Experts are pleading for a quick intervention after a baby dolphin was spotted in the Peel Inlet wrapped in fishing line this week while another Mandurah dolphin is still entangled after five months.
The calf called Jemo was spotted in the shallows of the Peel-Harvey estuary on Sunday with line wrapped through its mouth, ears, fins and all over its body.
Jemo's entanglement is so serious the Department of Biodiversity, Conservation and Attractions (DBCA) has promised it will try to free her in the next few days if weather conditions are suitable.
"Due to the ... impact on its health and welfare, the department will attempt to capture and disentangle the dolphin," a spokesperson told the Mail on Tuesday.
But newly mature female, River has a calf by her side and has been entangled since June and there are still no plans to try to free her, despite her deteriorating health.
Long-time Mandurah dolphin researcher Krista Nicholson says an intervention should have happened some time ago.
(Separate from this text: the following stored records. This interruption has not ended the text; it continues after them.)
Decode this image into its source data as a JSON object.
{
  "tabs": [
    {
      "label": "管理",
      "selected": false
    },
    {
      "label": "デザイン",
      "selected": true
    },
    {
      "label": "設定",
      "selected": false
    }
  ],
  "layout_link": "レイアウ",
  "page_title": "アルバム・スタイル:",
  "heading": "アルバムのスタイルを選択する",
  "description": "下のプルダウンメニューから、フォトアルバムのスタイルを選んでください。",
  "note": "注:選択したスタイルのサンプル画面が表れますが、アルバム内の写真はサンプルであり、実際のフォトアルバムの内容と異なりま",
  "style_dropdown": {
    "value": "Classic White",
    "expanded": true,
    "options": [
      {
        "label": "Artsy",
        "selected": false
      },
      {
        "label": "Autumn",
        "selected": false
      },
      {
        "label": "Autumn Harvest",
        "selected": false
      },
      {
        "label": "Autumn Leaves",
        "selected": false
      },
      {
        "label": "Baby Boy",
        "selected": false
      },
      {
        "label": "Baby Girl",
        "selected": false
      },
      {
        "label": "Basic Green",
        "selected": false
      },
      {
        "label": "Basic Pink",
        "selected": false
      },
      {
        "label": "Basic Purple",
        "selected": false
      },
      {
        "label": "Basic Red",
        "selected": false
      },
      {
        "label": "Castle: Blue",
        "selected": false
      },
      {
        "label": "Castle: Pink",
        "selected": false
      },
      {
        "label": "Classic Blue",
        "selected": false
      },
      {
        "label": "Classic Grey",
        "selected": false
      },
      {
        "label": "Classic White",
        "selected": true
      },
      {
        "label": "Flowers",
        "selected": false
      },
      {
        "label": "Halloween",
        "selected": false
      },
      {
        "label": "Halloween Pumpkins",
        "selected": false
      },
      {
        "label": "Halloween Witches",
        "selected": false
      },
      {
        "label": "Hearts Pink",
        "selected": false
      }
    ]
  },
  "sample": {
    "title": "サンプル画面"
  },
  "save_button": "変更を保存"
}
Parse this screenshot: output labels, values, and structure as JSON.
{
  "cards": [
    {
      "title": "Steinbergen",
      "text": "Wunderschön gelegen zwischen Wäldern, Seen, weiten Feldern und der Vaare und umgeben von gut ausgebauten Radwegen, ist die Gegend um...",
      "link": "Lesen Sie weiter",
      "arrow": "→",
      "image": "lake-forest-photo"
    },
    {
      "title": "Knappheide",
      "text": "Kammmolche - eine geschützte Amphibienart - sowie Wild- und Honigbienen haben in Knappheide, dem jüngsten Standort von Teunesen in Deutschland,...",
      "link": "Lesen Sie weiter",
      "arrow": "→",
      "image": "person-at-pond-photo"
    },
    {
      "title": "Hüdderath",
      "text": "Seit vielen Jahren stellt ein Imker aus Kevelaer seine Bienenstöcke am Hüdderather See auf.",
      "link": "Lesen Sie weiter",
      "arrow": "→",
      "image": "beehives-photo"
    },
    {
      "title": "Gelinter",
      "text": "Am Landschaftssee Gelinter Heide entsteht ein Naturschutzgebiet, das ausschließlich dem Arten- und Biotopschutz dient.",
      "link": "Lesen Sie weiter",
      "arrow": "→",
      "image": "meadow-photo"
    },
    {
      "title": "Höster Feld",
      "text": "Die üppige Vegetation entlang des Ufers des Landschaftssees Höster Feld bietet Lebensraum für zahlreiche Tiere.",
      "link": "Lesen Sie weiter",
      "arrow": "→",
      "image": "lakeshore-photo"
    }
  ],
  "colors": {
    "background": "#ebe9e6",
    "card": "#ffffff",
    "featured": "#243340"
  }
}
"It's good that they're doing something about it now but it's long overdue and absolutely unacceptable that we are not able to do better," Ms Nicholson said.
"It's been lingering on so long, it has really highlighted we don't have the preparedness to deal with these kinds of incidents."
A Mandurah Dolphin Rescue Project spokeswoman said she had hoped River would have been rescued by now.
"DBCA is putting a lot of resources and effort into it but at the same time we still haven't got to the rescue stage. It's frustrating but the most frustrating thing at all is that this shouldn't have happened in the first place."
The DBCA agrees there has been "some decline in River's body condition" but says she continues to swim freely and has been observed feeding and swimming fast in shallow water.
Also capturing a wild, free swimming dolphin in open water was complex and required specific circumstances to have any chance of success, the department said.
The operation was particularly complex due to the dolphin having a calf and the risks of a capture attempt to both dolphins, as well as the DBCA staff and volunteers involved in the operation.
"Careful planning and trialling of techniques is important to inform the capture operation."
Attempts to capture the dolphin to free it of the entanglement would be undertaken "if and when the opportunity presented itself".
The incidents highlight the hazards associated with discarded fishing line for Mandurah's 80 resident dolphins.
There is also concern about the economic impact - that the lower dolphin numbers would affect long term visitor numbers.
Mandurah Cruises director Myrianthe Riddy said it wasn't good for tourism and it wasn't a sight that visitors should be confronted with.
"River appears to be worsening," Ms Riddy said.
"We understand there are risks to an intervention but we should be taking these risks given the significance of this population."
When photos emerged of tightly wrapped baby Jemo, there was a strong emotional reaction on social media from local dolphin lovers, who are still reeling after Mandurah's resident dolphin calf Luca died in August last year after becoming entangled in fishing line for the third time.
And they expressed disgust that people were continuing to litter even though they knew the potential consequences.
"This is terribly sad that certain humans lack regard for how their activities affect these beautiful marine mammals," Julia Marina wrote on the Mandurah Dolphin Research Project facebook page.
"Fishermen need to be held more accountable somehow for the damage they cause through laziness and absolute lack of consideration."
The DBCA agreed that the entanglements were a timely reminder of the importance of disposing of fishing line - wich doesn't break down - and place appropriately in the Reel It In bins in the area.